Todo esto ocurrió en la oscuridad y la niebla. Yo lo vi, aunque los hombres eran apenas unas sombras circundantes, como lo había sido la mujer con cara de corazón. Pero algo me conmovía. Quizá fuera la decisión de Vodalus, dispuesto a morir para protegerla, lo que hacía que la mujer fuese tan preciosa para mí; al menos eso fue lo que encendió mi admiración por Vodalus. Muchas veces desde entonces, cuando me he encontrado sobre una estremecida plataforma de la plaza de alguna ciudad mercantil con Términus Est en reposo ante mí y algún miserable vagabundo arrodillado a mis pies, cuando he escuchado en siseantes susurros el odio de la multitud, y he sentido lo que es mucho más difícil de aceptar, la admiración de los que experimentan una sucia alegría en el dolor y la muerte de los otros, he recordado a Vodalus junto a la tumba, y he levantado mi propia hoja, creyendo a medias que cuando la hoja cayera yo estaría luchando por él.

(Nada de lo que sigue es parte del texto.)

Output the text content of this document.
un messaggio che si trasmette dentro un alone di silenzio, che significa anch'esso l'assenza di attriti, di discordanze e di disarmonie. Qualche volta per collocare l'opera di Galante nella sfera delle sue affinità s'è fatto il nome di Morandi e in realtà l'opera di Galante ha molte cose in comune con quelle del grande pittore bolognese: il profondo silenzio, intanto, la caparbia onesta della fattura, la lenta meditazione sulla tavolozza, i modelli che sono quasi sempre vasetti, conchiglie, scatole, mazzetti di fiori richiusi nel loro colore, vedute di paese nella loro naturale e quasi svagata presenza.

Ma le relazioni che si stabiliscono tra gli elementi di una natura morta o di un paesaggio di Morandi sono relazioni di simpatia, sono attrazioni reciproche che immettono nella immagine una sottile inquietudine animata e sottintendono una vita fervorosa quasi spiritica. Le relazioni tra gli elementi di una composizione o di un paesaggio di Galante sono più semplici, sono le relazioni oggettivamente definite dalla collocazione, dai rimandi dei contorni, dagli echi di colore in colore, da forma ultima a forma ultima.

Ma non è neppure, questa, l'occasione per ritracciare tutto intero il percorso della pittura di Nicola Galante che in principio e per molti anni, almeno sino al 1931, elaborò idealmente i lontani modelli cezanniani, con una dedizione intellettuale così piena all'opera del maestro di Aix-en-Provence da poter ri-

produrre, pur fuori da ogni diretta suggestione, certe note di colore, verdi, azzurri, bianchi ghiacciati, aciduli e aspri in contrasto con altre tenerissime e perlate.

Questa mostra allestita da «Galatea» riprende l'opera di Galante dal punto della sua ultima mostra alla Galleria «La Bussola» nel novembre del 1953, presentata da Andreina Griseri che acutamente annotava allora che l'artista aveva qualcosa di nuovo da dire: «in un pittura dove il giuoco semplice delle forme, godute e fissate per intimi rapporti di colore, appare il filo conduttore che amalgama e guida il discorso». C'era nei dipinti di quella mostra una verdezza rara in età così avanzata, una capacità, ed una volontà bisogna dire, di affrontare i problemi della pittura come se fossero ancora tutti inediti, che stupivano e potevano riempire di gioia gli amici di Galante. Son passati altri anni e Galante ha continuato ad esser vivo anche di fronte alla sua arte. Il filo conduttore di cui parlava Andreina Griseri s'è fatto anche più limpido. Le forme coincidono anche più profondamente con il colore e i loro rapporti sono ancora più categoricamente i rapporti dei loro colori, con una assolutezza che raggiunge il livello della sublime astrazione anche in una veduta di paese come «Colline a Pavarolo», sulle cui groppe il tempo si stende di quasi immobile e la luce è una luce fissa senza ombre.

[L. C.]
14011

Perdió el equilibrio, como dije. En ese instante creo que mi vida entera osciló en la balanza junto con la suya.

Los voluntarios de los flancos se le echaron encima, pero él había conservado el arma. Vi relampaguear la hoja brillante, aunque su dueño estaba todavía en tierra. Recuerdo haber pensado qué maravilloso hubiera sido tener una espada semejante el día en que Drotte fuera designado capitán de aprendices, e identificarme de esa forma con Vodalus.

El hachero, contra el que Vodalus había lanzado el golpe, se echó hacia atrás; el otro avanzó con un largo cuchillo. Yo estaba de pie entonces observando la lucha por sobre el hombro de un ángel de calcedonia, y vi que el cuchillo bajaba, erraba por un pelo a Vodalus, que rodó de lado, y se hundía hasta la empuñadura en la tierra. Vodalus atacó luego al conductor, pero estaba muy cerca y la hoja era demasiado larga. El conductor, en lugar de apartarse, soltó el arma y aferró a Vodalus como un luchador. Se encontraban al borde mismo de la tumba… supongo que Vodalus había tropezado con los terrones excavados fuera.